The outcry over a Harvard Law School professor’s call for a “presumptive ban” on homeschooling has been swift and steady. From education scholars to homeschooling alumni, there has been a flurry of harsh reactions over the recent Harvard Magazine article that highlights Elizabeth Bartholet’s recommendation to prohibit homeschooling.
Fighting Harvard's Disinformation Campaign
I am glad to be one of the many people who are pushing back against this absurd recommendation, and am looking forward to presenting at a virtual conference this Friday, May 1st through the Harvard Kennedy School that addresses Harvard’s “disinformation campaign against homeschooling.” The conference is organized by Cevin Soling and his Harvard student-led group, Ideological Diversity. Soling, an alumnus of the Harvard Graduate School of Education who is currently a fellow at the Harvard Kennedy School, directed the 2009 award-winning documentary, The War on Kids, which traces the ways in which today’s public schools increasingly resemble prisons.
Friday’s online conference is free and open to the public (although Zoom space will be limited to the first 1,000 attendees), in stark contrast to a planned, invitation-only June summit hosted by Harvard Law School and led by Bartholet and others, against homeschooling. In organizing Friday’s counter-conference, Soling said in a press release that the June “summit is intellectually dishonest. Not one of the invited speakers is expected to honestly address alternatives to compulsory schooling or accurately assess the existing model of schooling. Instead, the organizers have already made it clear that they are attacking a strawman in order to promote an agenda.”

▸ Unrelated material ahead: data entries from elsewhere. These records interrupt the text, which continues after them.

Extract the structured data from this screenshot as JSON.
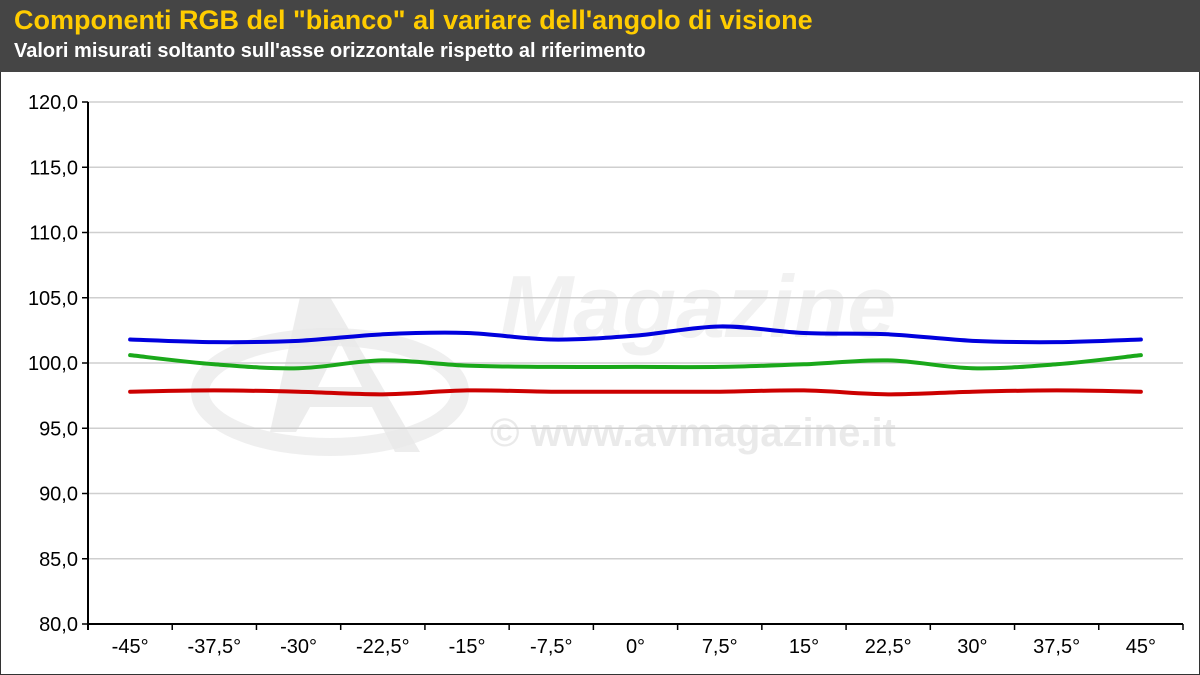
{
  "header": {
    "title": "Componenti RGB del \"bianco\" al variare dell'angolo di visione",
    "subtitle": "Valori misurati soltanto sull'asse orizzontale rispetto al riferimento"
  },
  "watermark": {
    "brand": "Magazine",
    "url": "© www.avmagazine.it"
  },
  "colors": {
    "header_bg": "#454545",
    "title": "#ffcc00",
    "red": "#cc0000",
    "green": "#1aa81a",
    "blue": "#0000dd"
  },
  "chart_data": {
    "type": "line",
    "title": "Componenti RGB del \"bianco\" al variare dell'angolo di visione",
    "subtitle": "Valori misurati soltanto sull'asse orizzontale rispetto al riferimento",
    "xlabel": "",
    "ylabel": "",
    "categories": [
      "-45°",
      "-37,5°",
      "-30°",
      "-22,5°",
      "-15°",
      "-7,5°",
      "0°",
      "7,5°",
      "15°",
      "22,5°",
      "30°",
      "37,5°",
      "45°"
    ],
    "ylim": [
      80,
      120
    ],
    "yticks": [
      "80,0",
      "85,0",
      "90,0",
      "95,0",
      "100,0",
      "105,0",
      "110,0",
      "115,0",
      "120,0"
    ],
    "grid": true,
    "legend": "none",
    "series": [
      {
        "color": "#0000dd",
        "values": [
          101.8,
          101.6,
          101.7,
          102.2,
          102.3,
          101.8,
          102.1,
          102.8,
          102.3,
          102.2,
          101.7,
          101.6,
          101.8
        ]
      },
      {
        "color": "#1aa81a",
        "values": [
          100.6,
          99.9,
          99.6,
          100.2,
          99.8,
          99.7,
          99.7,
          99.7,
          99.9,
          100.2,
          99.6,
          99.9,
          100.6
        ]
      },
      {
        "color": "#cc0000",
        "values": [
          97.8,
          97.9,
          97.8,
          97.6,
          97.9,
          97.8,
          97.8,
          97.8,
          97.9,
          97.6,
          97.8,
          97.9,
          97.8
        ]
      }
    ]
  }
}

There may be many facets to their agenda, but the ones I find most troubling are the efforts to weaken both American families and the US Constitution. In Bartholet’s recent Arizona Law Review article that underpins the Harvard Magazine polemic, the law professor calls the US Constitution “outdated and inadequate.” She advocates for a reinterpretation of the Constitution that moves from its historic model of “negative rights,” or of individuals being free from state intrusion, to “positive rights” in which the state grants rights and takes a more interventionist role in American life—in particular in the lives of families and children.
Soling is correct to suggest that the current assault on homeschooling is simply a strawman for a much larger, more sinister attack on American freedom. Bartholet says that she wants to ban homeschooling because she is concerned about “authoritarian control” of children by their families, but authoritarian control of families by the state is a far more dangerous proposition. Vulnerable individuals and groups, or those who choose to live differently or express unpopular beliefs, are tragically the ones most susceptible to the authoritarian control of the state, which is why it is even more perplexing that Bartholet would point to Germany (where homeschooling is illegal) as the leader for America to follow in banning homeschooling. Germany’s prohibition against homeschooling dates back to Nazi-era Germany and a desire to subordinate the individual to the powers of the state.

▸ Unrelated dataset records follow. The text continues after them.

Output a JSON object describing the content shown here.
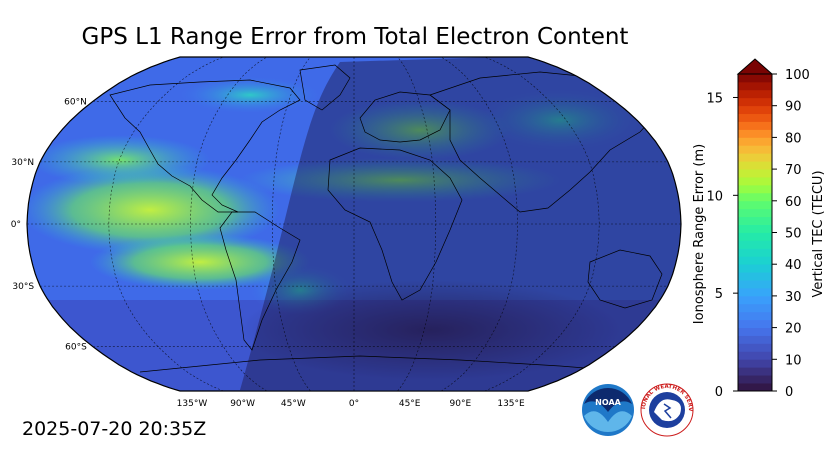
{
  "title": "GPS L1 Range Error from Total Electron Content",
  "timestamp": "2025-07-20 20:35Z",
  "map": {
    "projection": "Robinson",
    "lat_labels": [
      "60°N",
      "30°N",
      "0°",
      "30°S",
      "60°S"
    ],
    "lon_labels": [
      "135°W",
      "90°W",
      "45°W",
      "0°",
      "45°E",
      "90°E",
      "135°E"
    ],
    "overlay": "night-side shading"
  },
  "colorbar": {
    "left_label": "Ionosphere Range Error (m)",
    "right_label": "Vertical TEC (TECU)",
    "left_ticks": [
      "0",
      "5",
      "10",
      "15"
    ],
    "right_ticks": [
      "0",
      "10",
      "20",
      "30",
      "40",
      "50",
      "60",
      "70",
      "80",
      "90",
      "100"
    ],
    "colormap": "turbo",
    "extend": "max"
  },
  "logos": {
    "noaa": "NOAA",
    "nws": "NATIONAL WEATHER SERVICE"
  },
  "colors": {
    "low": "#30123b",
    "mid": "#a4fc3c",
    "high": "#7a0403"
  }
}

Protecting Educational Liberty
One of the speakers at Friday’s pro-homeschooling virtual conference is Corey DeAngelis, Director of School Choice at the Reason Foundation and Adjunct Scholar at the Cato Institute, who has been vigorously defending homeschoolers’ rights for years and especially in the wake of the Harvard Magazine story. DeAngelis told me in an interview:
“The main flaw in Bartholet's presumptive ban on homeschooling is that it requires her to take the stance that everyone should be guilty until proven innocent. That is completely backwards. In America, we are thankfully innocent until proven guilty. Her other main flaw is that she essentially compares homeschooling to perfection instead of the real life alternative—government schooling. If she contended with the evidence comparing each sector, she would have to instead call for a presumptive ban on government schooling, not homeschooling.”
Homeschoolers aren't the only ones who should be concerned with Bartholet's views. This idea that we are all guilty until proven innocent could set precedent to strip us all of other liberties.

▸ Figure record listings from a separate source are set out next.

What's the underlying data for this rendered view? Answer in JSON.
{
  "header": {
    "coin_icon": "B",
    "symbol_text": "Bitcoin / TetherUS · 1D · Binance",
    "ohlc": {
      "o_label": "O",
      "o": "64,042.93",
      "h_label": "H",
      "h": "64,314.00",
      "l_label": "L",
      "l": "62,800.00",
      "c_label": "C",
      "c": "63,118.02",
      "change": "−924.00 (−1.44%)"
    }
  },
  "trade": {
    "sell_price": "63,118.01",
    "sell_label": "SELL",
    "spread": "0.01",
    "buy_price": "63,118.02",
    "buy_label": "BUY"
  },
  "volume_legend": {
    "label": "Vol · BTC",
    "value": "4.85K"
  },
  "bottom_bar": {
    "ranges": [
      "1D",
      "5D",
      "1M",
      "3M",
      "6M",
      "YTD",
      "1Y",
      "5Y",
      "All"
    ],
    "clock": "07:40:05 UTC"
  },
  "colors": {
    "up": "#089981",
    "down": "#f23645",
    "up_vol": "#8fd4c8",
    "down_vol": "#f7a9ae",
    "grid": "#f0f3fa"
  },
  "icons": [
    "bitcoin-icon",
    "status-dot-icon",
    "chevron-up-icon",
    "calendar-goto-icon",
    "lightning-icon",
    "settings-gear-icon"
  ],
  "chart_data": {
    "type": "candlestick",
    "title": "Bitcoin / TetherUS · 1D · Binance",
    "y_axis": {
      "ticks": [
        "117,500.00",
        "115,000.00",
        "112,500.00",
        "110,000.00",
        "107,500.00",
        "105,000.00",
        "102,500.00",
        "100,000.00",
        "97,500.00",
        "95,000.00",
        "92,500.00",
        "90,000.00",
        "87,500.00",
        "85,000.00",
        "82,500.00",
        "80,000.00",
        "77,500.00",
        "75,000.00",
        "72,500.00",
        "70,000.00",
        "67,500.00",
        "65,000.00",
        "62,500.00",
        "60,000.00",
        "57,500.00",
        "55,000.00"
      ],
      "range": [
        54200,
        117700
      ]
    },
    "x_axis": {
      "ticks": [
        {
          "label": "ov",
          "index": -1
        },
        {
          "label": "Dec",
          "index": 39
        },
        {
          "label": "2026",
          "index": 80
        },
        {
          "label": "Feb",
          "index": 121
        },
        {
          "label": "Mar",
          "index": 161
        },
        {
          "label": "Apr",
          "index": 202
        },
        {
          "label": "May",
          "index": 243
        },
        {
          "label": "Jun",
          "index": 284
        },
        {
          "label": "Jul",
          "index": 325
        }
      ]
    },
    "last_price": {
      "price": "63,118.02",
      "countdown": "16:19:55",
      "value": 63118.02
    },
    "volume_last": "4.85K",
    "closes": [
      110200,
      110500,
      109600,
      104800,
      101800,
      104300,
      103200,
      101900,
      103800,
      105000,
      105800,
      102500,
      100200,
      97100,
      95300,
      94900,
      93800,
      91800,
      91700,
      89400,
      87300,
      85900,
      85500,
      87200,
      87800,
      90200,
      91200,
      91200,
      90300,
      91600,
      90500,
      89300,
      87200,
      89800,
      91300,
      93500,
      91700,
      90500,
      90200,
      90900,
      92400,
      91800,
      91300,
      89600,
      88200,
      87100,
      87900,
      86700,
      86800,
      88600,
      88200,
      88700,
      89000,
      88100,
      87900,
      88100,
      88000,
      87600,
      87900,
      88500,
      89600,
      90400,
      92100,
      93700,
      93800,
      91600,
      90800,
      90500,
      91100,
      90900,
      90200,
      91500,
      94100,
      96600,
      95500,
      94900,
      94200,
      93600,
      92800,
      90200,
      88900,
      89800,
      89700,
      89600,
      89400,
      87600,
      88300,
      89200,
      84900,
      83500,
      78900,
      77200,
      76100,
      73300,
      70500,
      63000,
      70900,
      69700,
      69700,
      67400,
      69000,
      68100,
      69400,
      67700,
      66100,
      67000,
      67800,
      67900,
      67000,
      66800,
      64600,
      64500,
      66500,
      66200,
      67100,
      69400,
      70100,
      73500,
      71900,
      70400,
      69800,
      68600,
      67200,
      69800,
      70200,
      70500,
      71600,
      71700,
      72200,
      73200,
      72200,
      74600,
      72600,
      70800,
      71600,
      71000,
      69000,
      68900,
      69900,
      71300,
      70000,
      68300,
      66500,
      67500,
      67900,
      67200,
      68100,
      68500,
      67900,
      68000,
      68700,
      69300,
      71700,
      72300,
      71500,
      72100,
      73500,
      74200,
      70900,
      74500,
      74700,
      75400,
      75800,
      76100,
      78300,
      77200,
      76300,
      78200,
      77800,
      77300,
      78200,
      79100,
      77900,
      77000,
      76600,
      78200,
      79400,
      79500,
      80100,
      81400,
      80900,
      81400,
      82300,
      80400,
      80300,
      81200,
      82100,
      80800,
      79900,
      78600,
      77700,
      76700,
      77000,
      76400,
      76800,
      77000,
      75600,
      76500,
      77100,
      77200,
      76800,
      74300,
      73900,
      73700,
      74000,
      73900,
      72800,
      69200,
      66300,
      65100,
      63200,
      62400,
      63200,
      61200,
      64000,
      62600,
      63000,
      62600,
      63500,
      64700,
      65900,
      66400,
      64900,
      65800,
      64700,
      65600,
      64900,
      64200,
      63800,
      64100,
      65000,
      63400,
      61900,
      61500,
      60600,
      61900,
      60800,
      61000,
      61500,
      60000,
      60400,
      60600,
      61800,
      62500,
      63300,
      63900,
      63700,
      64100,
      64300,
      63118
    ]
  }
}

DeAngelis, Soling, and I will also be joined by four other speakers at Friday’s event, including: Peter Gray, psychology professor at Boston College and author of Free To Learn; Patrick Farenga, a longtime homeschooling advocate; Michael Donnelly, Senior Counsel and Director of Global Outreach at the Home School Legal Defense Association (HSLDA), which was widely attacked in Bartholet’s article; and Brian Conner of the National Youth Rights Association.
It’s important to push back against efforts to limit freedom and choice and impose conformity and government control. This isn’t just about homeschoolers. It’s a signal that all of us must be ever vigilant in preserving the rights of the individual over the interests of the state.